To George Washington from Edmund Randolph, 17 January 1794

From Edmund Randolph

Philadelphia January 17. 1794.

Sir

Since I had the honor of seeing you this morning, I met with Colo. Nicholas Lutz, of the town of Reading. He has requested me to inform you, that he shall be obliged to you to nominate him to be the inspector of the excise for that district. His son stands recommended to you; but he wishes to take his place. Mr Lutz says, that he is known to you, and is a member of the legislature of Pennsylvania,1 and that Mr Forrest and Mr Nichols do not live in the district.2 I have the honor, sir, to be with the highest respect yr. mo. ob. serv.

Edm: Randolph

ALS, DLC:GW.

1Nicholas Lutz (Lotz; 1740–1807) emigrated from the German Palatinate as a young man and by 1775 was settled in Reading, Pennsylvania. In 1776, Lt. Col. Lutz commanded the Berks County regiment of flying camp troops at the Battle of Long Island, N.Y., during which British forces captured him. Freed in a prisoner exchange in 1779, he served as commissioner of forage for Berks County from 1780 until the end of the war. He represented Berks County in the Pennsylvania state legislature, 1783–85 and 1789–94, and served as an associate judge of Berks County, 1795–1806. Exactly which of his seven sons (Philip, Nicholas, Jacob, John, Henry, Michael [b. 1764], and William) he wished to replace as a candidate is not known.

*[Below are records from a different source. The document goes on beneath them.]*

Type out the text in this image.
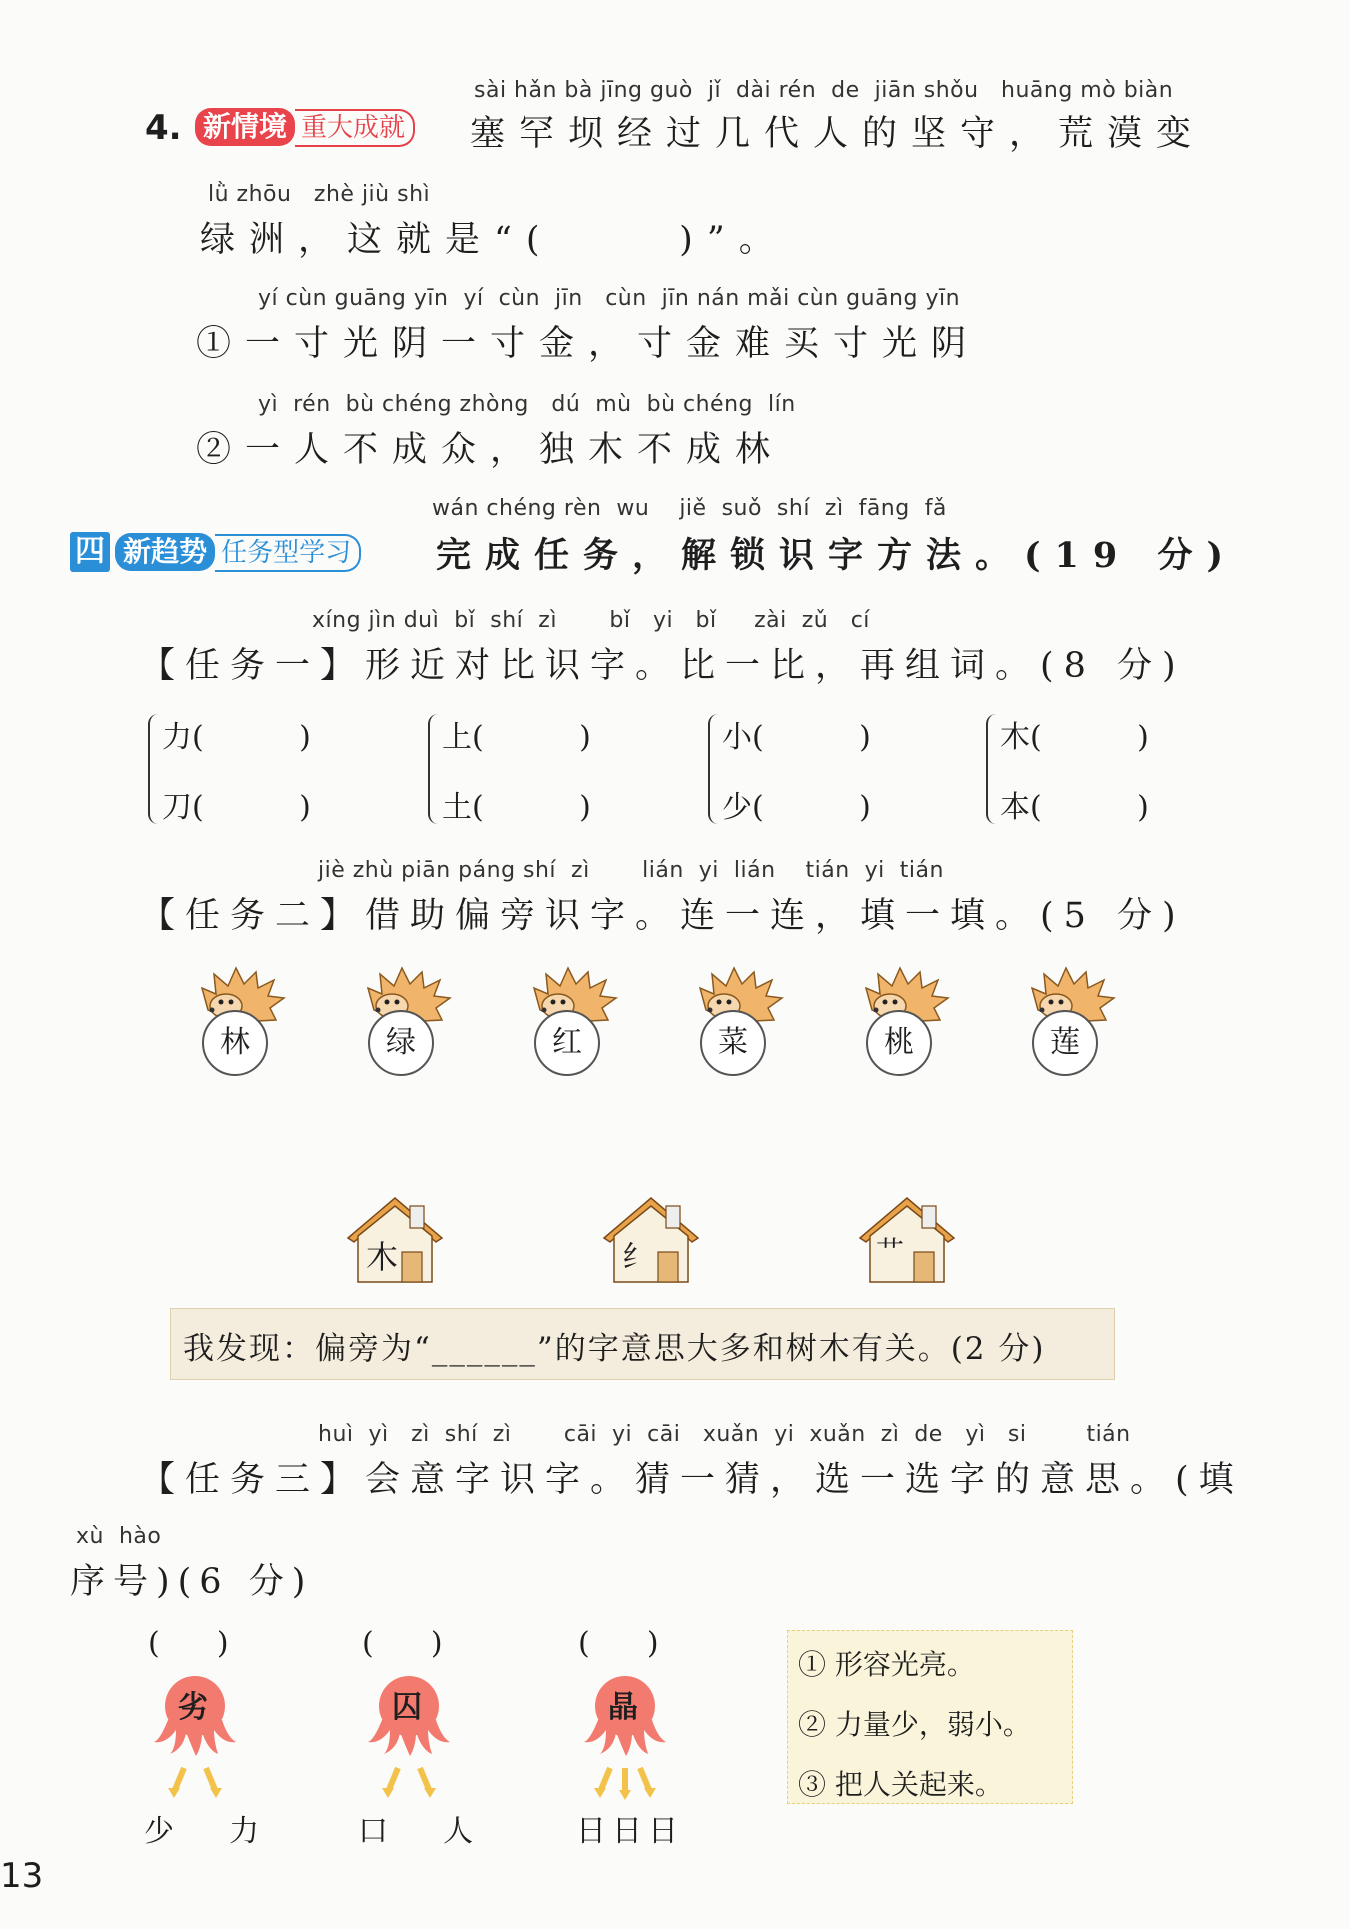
sài hǎn bà jīng guò  jǐ  dài rén  de  jiān shǒu   huāng mò biàn
4. 新情境 重大成就 塞罕坝经过几代人的坚守，荒漠变
lǜ zhōu   zhè jiù shì
绿洲，这就是“(     )”。
yí cùn guāng yīn  yí  cùn  jīn   cùn  jīn nán mǎi cùn guāng yīn
①一寸光阴一寸金，寸金难买寸光阴
yì  rén  bù chéng zhòng   dú  mù  bù chéng  lín
②一人不成众，独木不成林
wán chéng rèn  wu    jiě  suǒ  shí  zì  fāng  fǎ
四 新趋势 任务型学习 完成任务，解锁识字方法。(19 分)
xíng jìn duì  bǐ  shí  zì       bǐ   yi   bǐ     zài  zǔ   cí
【任务一】形近对比识字。比一比，再组词。(8 分)
力(          )
刀(          )
上(          )
土(          )
小(          )
少(          )
木(          )
本(          )
jiè zhù piān páng shí  zì       lián  yi  lián    tián  yi  tián
【任务二】借助偏旁识字。连一连，填一填。(5 分)
林	绿	红	菜	桃	莲
木	纟	艹
我发现：偏旁为“______”的字意思大多和树木有关。(2 分)
huì  yì   zì  shí  zì       cāi  yi  cāi   xuǎn  yi  xuǎn  zì  de   yì   si        tián
【任务三】会意字识字。猜一猜，选一选字的意思。(填
xù  hào
序号)(6 分)
(      )
劣
少  力
(      )
囚
口  人
(      )
晶
日日日
① 形容光亮。
② 力量少，弱小。
③ 把人关起来。
13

Berks County was included in the second survey of the district of Pennsylvania along with Luzerne, Northampton, and Northumberland counties (Executive Order, 15 March 1791). On the vacancy created in the office of inspector of the revenue for this survey by the incompetency of James Collins, see Alexander Hamilton to GW, 23 Dec. 1793. Jacob Morgan wrote a letter to GW of 25 Jan., in which he recommended Lutz as “a person in my opinion very capable of doing the duties of that Office—he has been frequently employed in the service of the public, & always found to be punctual & industrious, particularly in purchasing supplies for the Army in the State of Pennsyla. during the late War; first under my Superintendance; next under Col. [Samuel] Miles, & then under Mr Robert Morris when he became financier; & has always given general satisfaction which Mr Morris will testify—Being a prisoner to the British during the late war, he was obliged to sell the most valuable Mill in Berks County to support himself & family, this with other losses make it an object of some consequence his obtaining the post for which he has applied” (DLC:GW).

2Mr. Forrest and Mr. Nichols, who have not been identified, did not receive the appointment, nor did Lutz or one of his sons (see GW to U.S. Senate, 29 Jan. 1794).